Je citerai ici l'exemple d'un père qui m'a appelée parce qu'il avait vu le sourire de sa fille à l'évocation du massacre du musée juif à Bruxelles. Son intuition s'est révélée juste, car il a trouvé trois niqabs cachés dans la chambre de la jeune fille, sous son matelas, constat qui l'a bouleversé à tel point qu'il avait du mal à me parler. Nous avons ainsi pu sauver sa fille qui, depuis lors, est redevenue athée... (c'est rare, mais cela arrive). Il faut faire confiance aux parents, car ils connaissent leurs enfants et sont en capacité de détecter les comportements suspects.

Il faut également arrêter les polémiques inutiles, qui nous font du mal et entravent notre action.

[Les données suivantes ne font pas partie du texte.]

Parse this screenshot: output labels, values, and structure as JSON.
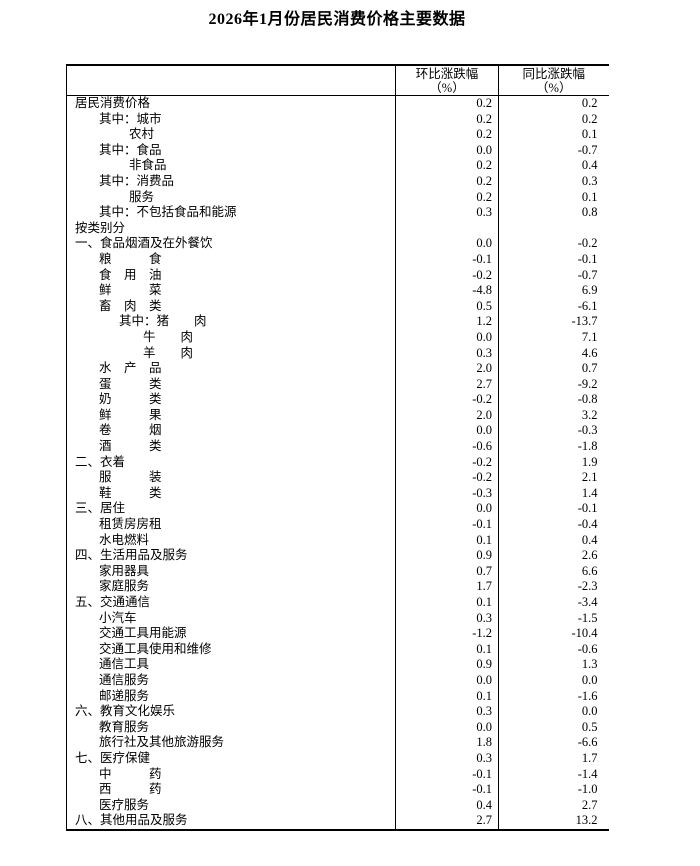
{
  "page": {
    "title": "2026年1月份居民消费价格主要数据"
  },
  "chart_data": {
    "type": "table",
    "title": "2026年1月份居民消费价格主要数据",
    "columns": [
      {
        "title": "环比涨跌幅",
        "unit": "（%）"
      },
      {
        "title": "同比涨跌幅",
        "unit": "（%）"
      }
    ],
    "rows": [
      {
        "label": "居民消费价格",
        "level": 0,
        "mom": "0.2",
        "yoy": "0.2"
      },
      {
        "label": "其中：城市",
        "level": 1,
        "mom": "0.2",
        "yoy": "0.2"
      },
      {
        "label": "农村",
        "level": 3,
        "mom": "0.2",
        "yoy": "0.1"
      },
      {
        "label": "其中：食品",
        "level": 1,
        "mom": "0.0",
        "yoy": "-0.7"
      },
      {
        "label": "非食品",
        "level": 3,
        "mom": "0.2",
        "yoy": "0.4"
      },
      {
        "label": "其中：消费品",
        "level": 1,
        "mom": "0.2",
        "yoy": "0.3"
      },
      {
        "label": "服务",
        "level": 3,
        "mom": "0.2",
        "yoy": "0.1"
      },
      {
        "label": "其中：不包括食品和能源",
        "level": 1,
        "mom": "0.3",
        "yoy": "0.8"
      },
      {
        "label": "按类别分",
        "level": 0,
        "mom": "",
        "yoy": ""
      },
      {
        "label": "一、食品烟酒及在外餐饮",
        "level": 0,
        "mom": "0.0",
        "yoy": "-0.2"
      },
      {
        "label": "粮　　　食",
        "level": 1,
        "mom": "-0.1",
        "yoy": "-0.1"
      },
      {
        "label": "食　用　油",
        "level": 1,
        "mom": "-0.2",
        "yoy": "-0.7"
      },
      {
        "label": "鲜　　　菜",
        "level": 1,
        "mom": "-4.8",
        "yoy": "6.9"
      },
      {
        "label": "畜　肉　类",
        "level": 1,
        "mom": "0.5",
        "yoy": "-6.1"
      },
      {
        "label": "其中：猪　　肉",
        "level": 2,
        "mom": "1.2",
        "yoy": "-13.7"
      },
      {
        "label": "牛　　肉",
        "level": 4,
        "mom": "0.0",
        "yoy": "7.1"
      },
      {
        "label": "羊　　肉",
        "level": 4,
        "mom": "0.3",
        "yoy": "4.6"
      },
      {
        "label": "水　产　品",
        "level": 1,
        "mom": "2.0",
        "yoy": "0.7"
      },
      {
        "label": "蛋　　　类",
        "level": 1,
        "mom": "2.7",
        "yoy": "-9.2"
      },
      {
        "label": "奶　　　类",
        "level": 1,
        "mom": "-0.2",
        "yoy": "-0.8"
      },
      {
        "label": "鲜　　　果",
        "level": 1,
        "mom": "2.0",
        "yoy": "3.2"
      },
      {
        "label": "卷　　　烟",
        "level": 1,
        "mom": "0.0",
        "yoy": "-0.3"
      },
      {
        "label": "酒　　　类",
        "level": 1,
        "mom": "-0.6",
        "yoy": "-1.8"
      },
      {
        "label": "二、衣着",
        "level": 0,
        "mom": "-0.2",
        "yoy": "1.9"
      },
      {
        "label": "服　　　装",
        "level": 1,
        "mom": "-0.2",
        "yoy": "2.1"
      },
      {
        "label": "鞋　　　类",
        "level": 1,
        "mom": "-0.3",
        "yoy": "1.4"
      },
      {
        "label": "三、居住",
        "level": 0,
        "mom": "0.0",
        "yoy": "-0.1"
      },
      {
        "label": "租赁房房租",
        "level": 1,
        "mom": "-0.1",
        "yoy": "-0.4"
      },
      {
        "label": "水电燃料",
        "level": 1,
        "mom": "0.1",
        "yoy": "0.4"
      },
      {
        "label": "四、生活用品及服务",
        "level": 0,
        "mom": "0.9",
        "yoy": "2.6"
      },
      {
        "label": "家用器具",
        "level": 1,
        "mom": "0.7",
        "yoy": "6.6"
      },
      {
        "label": "家庭服务",
        "level": 1,
        "mom": "1.7",
        "yoy": "-2.3"
      },
      {
        "label": "五、交通通信",
        "level": 0,
        "mom": "0.1",
        "yoy": "-3.4"
      },
      {
        "label": "小汽车",
        "level": 1,
        "mom": "0.3",
        "yoy": "-1.5"
      },
      {
        "label": "交通工具用能源",
        "level": 1,
        "mom": "-1.2",
        "yoy": "-10.4"
      },
      {
        "label": "交通工具使用和维修",
        "level": 1,
        "mom": "0.1",
        "yoy": "-0.6"
      },
      {
        "label": "通信工具",
        "level": 1,
        "mom": "0.9",
        "yoy": "1.3"
      },
      {
        "label": "通信服务",
        "level": 1,
        "mom": "0.0",
        "yoy": "0.0"
      },
      {
        "label": "邮递服务",
        "level": 1,
        "mom": "0.1",
        "yoy": "-1.6"
      },
      {
        "label": "六、教育文化娱乐",
        "level": 0,
        "mom": "0.3",
        "yoy": "0.0"
      },
      {
        "label": "教育服务",
        "level": 1,
        "mom": "0.0",
        "yoy": "0.5"
      },
      {
        "label": "旅行社及其他旅游服务",
        "level": 1,
        "mom": "1.8",
        "yoy": "-6.6"
      },
      {
        "label": "七、医疗保健",
        "level": 0,
        "mom": "0.3",
        "yoy": "1.7"
      },
      {
        "label": "中　　　药",
        "level": 1,
        "mom": "-0.1",
        "yoy": "-1.4"
      },
      {
        "label": "西　　　药",
        "level": 1,
        "mom": "-0.1",
        "yoy": "-1.0"
      },
      {
        "label": "医疗服务",
        "level": 1,
        "mom": "0.4",
        "yoy": "2.7"
      },
      {
        "label": "八、其他用品及服务",
        "level": 0,
        "mom": "2.7",
        "yoy": "13.2"
      }
    ]
  }
}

Il faut aussi pouvoir transmettre notre savoir à tout le monde. Dès que les jeunes rejettent leurs amis, tombent dans la théorie du complot ou perçoivent les adultes comme des ennemis, il faut les rassurer pour les désamorcer. Mais on ne peut agir qu'en les repérant.

Enfin, arrêtons de véhiculer l'interprétation des radicaux comme s'il s'agissait du message de l'islam. C'est insupportable et, surtout, contre-productif, puisque cela valide l'interprétation des intégristes !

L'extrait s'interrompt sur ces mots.